Die Akteure:
- die junge Braut
- der betagte Gatte, der noch einmal jung heiratete
- die Zeit
Utensilien:
- die Trauringe
"So dann!" sprach die Zeit, "bevor ich mich anschicke, Euch wegen 'unüberbrückbarer Differenzen' zu scheiden, blickt zurück und tut mir kund, wie Euch das Geschehene bereichert hat". Das Paar saß betreten und schweigend, in seine eigenen Gedanken verwoben. Was verband sie, was trennte sie?
Nach geraumer Zeit begann der Gatte: "Teuerste! Ich war vom Glanze Eures Aussehens angezogen: der Reichtum der Farben, Eure Maße, Eure Raffinesse, Eure Offenheit. Ich hingegen lebte in meiner Welt, war nur unter Meinesgleichen."
Die Braut schloss an: "Ich erinnere mich an Eure lieblichen Annäherungsversuche, ich hatte mir sogar ein ältliches tällnät zu Eigen gemacht, obwohl meine Bekannten davor gewarnt hatten. Würde ich dies benutzen, könnte ich mich gleich mitten auf den Markt stellen und laut für Jedermann hörbar zu Euch sprechen."
"Aber Liebste, was gibt es Schöneres, als über die Liebe zu sprechen? Das kann ruhig jeder hören" entgegnete der Gatte.
Darauf die Braut: "In einem Dorf wie dem Eurem sicherlich, ich pflege die Dinge lieber etwas privater zu halten. Trotzdem fand ich das originell, so ganz direkt - das versprach Abwechslung vom sonst so gehaltslosen Lamento, das mich tagein tagaus umgibt."
"Und überhaupt," brachte der Gatte vor, "waren unsere Trauringe nicht aus feinstem Material? Passten sie nicht wunderbar ineinander? Sind sie doch der Inbegriff der Gleichheit - das offen getragene Zeugnis der Verbundenheit?"

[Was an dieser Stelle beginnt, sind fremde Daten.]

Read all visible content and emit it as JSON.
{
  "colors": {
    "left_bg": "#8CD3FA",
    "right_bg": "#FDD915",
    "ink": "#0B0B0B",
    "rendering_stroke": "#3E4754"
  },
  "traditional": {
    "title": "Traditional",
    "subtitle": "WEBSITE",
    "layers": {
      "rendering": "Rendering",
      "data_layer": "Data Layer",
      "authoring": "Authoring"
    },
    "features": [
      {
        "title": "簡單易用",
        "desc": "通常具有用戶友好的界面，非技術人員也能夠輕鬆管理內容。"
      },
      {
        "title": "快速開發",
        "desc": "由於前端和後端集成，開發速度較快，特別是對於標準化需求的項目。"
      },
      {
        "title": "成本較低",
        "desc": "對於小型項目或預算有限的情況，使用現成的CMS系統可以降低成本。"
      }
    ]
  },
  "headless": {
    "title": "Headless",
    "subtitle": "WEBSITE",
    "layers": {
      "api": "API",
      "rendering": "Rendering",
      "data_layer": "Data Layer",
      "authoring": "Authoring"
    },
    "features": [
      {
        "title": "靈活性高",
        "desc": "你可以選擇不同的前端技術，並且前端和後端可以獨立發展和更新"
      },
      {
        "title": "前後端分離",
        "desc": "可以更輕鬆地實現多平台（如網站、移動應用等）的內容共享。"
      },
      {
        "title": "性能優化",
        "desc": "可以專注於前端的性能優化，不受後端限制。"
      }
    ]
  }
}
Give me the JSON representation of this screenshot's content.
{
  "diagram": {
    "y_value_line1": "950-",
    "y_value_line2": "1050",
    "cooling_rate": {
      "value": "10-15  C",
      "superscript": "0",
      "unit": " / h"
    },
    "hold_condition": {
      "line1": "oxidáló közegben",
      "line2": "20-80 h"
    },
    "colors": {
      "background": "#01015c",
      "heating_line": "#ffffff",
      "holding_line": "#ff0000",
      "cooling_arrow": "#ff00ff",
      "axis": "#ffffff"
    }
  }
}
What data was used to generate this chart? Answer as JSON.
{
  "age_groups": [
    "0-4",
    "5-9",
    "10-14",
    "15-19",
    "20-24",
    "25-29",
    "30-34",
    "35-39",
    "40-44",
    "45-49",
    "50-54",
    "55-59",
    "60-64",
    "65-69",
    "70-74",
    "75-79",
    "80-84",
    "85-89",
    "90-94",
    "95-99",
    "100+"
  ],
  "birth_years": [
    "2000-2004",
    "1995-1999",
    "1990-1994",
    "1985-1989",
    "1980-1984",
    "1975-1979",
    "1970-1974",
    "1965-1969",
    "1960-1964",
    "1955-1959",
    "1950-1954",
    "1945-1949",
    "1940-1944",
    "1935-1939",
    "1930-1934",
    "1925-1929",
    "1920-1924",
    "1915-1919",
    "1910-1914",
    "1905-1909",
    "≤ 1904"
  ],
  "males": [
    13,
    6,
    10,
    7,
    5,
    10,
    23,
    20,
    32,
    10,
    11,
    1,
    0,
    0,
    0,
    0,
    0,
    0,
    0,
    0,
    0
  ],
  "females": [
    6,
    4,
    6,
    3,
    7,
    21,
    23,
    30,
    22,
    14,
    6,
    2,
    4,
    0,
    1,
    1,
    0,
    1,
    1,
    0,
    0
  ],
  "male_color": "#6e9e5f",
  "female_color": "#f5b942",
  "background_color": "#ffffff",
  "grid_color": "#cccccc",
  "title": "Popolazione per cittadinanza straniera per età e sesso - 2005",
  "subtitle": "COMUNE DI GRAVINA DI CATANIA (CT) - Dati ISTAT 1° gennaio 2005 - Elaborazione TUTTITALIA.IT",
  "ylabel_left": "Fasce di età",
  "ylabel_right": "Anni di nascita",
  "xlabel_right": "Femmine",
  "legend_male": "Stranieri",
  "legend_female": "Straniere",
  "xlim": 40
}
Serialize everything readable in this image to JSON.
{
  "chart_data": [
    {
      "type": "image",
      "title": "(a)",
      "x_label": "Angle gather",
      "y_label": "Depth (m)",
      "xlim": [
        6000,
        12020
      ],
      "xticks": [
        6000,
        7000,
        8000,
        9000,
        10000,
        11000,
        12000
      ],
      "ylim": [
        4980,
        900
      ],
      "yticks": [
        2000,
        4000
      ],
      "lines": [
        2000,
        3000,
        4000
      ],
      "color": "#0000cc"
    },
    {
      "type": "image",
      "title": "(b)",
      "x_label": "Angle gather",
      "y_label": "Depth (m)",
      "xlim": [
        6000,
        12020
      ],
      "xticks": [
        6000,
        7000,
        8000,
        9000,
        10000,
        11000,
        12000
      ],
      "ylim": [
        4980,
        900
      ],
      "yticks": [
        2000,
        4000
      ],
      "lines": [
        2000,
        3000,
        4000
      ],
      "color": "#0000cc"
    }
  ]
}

Die Braut überlegte und entgegnete: "Wohl, aber einzig die Gravur ist gleich. Schaut, dort ist 'sechstausend' zu lesen. Ihr werdet einsehen, dass das für ein Zusammenleben nicht reicht. Ich mag funkeln und strahlen, Ihr aber versteht diese Worte gar nicht. Schlimmer noch: Ihr tut so als ob Ihr mich versteht!"
"Das ist nicht wahr" erboste sich der Gatte, "mühte ich mich doch ab, Euch mehr zu bieten als Meinesgleichen gewohnt ist. Ließ ich es doch zu, das fremde Gestalten mein Haus bevölkerten, damit sie sich lieblich um Euch kümmern. Ja ich sehe ein, sie waren noch jung und unreif, das merkte ich schon an ihren seltsamen Namen. geh-äll solle erstmal erwachsen werden und sich als tauglich erweisen. Ich erinnere mich noch genau an den Tag, als ich Euch über die Schwelle trug: trotz all der Mühe waren nur Eure Konturen zu sehen. Wenn ich Euch berührte, war es als ob ich es mit einem Geist mit unsichtbarer Haut zu tun habe. So schade!"
Die Braut war ergriffen ob der offenen Ehrlichkeit. Ein letztes Mal ergriff sie die Hand ihres Verflossenen und sprach: "Lasst mich weiterziehen. Behaltet mich in bester Erinnerung. Seid versichert, dass es mich ohne Euch überhaupt nicht gäbe." Darauf lächelte der Gatte und die Beiden nickten der Zeit zufrieden zu.